An adaptive GPR–EKF framework for uncertainty-calibrated cutting-force prediction
摘要
Targeting cutting-force prediction under nonstationary disturbances and multisource uncertainties, we propose a closed-loop, four-level adaptive GPR–EKF hybrid that combines probabilistic learning, recursive state correction, and out-of-loop adaptation. GPR provides a nonlinear prior, the EKF performs recursive correction, and residual-gain scaling together with mini-batch retraining mitigate transient disturbances and track slow drift.

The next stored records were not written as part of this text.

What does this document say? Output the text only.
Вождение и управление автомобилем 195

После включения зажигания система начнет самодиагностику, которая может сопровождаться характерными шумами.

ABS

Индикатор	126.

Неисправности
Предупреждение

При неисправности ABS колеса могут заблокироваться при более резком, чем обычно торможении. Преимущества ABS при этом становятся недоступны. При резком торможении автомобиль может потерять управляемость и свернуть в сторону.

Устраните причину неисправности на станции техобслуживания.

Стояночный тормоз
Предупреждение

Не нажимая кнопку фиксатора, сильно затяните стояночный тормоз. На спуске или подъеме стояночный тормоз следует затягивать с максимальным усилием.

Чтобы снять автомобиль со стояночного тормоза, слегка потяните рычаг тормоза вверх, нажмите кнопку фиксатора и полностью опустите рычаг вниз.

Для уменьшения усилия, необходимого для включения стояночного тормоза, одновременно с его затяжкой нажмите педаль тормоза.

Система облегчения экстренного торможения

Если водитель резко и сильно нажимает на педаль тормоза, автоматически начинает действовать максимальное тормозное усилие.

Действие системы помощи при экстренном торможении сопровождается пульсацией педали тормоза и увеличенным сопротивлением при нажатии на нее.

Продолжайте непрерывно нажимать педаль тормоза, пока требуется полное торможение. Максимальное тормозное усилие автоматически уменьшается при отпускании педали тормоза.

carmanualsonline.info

Validation across G1–G3 machining conditions demonstrates strong predictive performance, with NMAE of 3.0–3.8% and R2> 0.969. Uncertainty calibration is likewise improved: PICP exceeds 96%, average interval width is reduced by 24–25%, and interval variance is decreased by 49–60%. Ablation studies indicate that residual-gain scaling and mini-batch retraining contribute 1.8 and 2.4%-point reductions in NMAE, respectively, while EKF effectively suppresses short-term error spikes under high-frequency disturbances, highlighting enhanced robustness. Overall, the framework provides an interpretable, adaptive, and computationally feasible closed-loop solution for process monitoring and real-time adaptive compensation in intelligent manufacturing.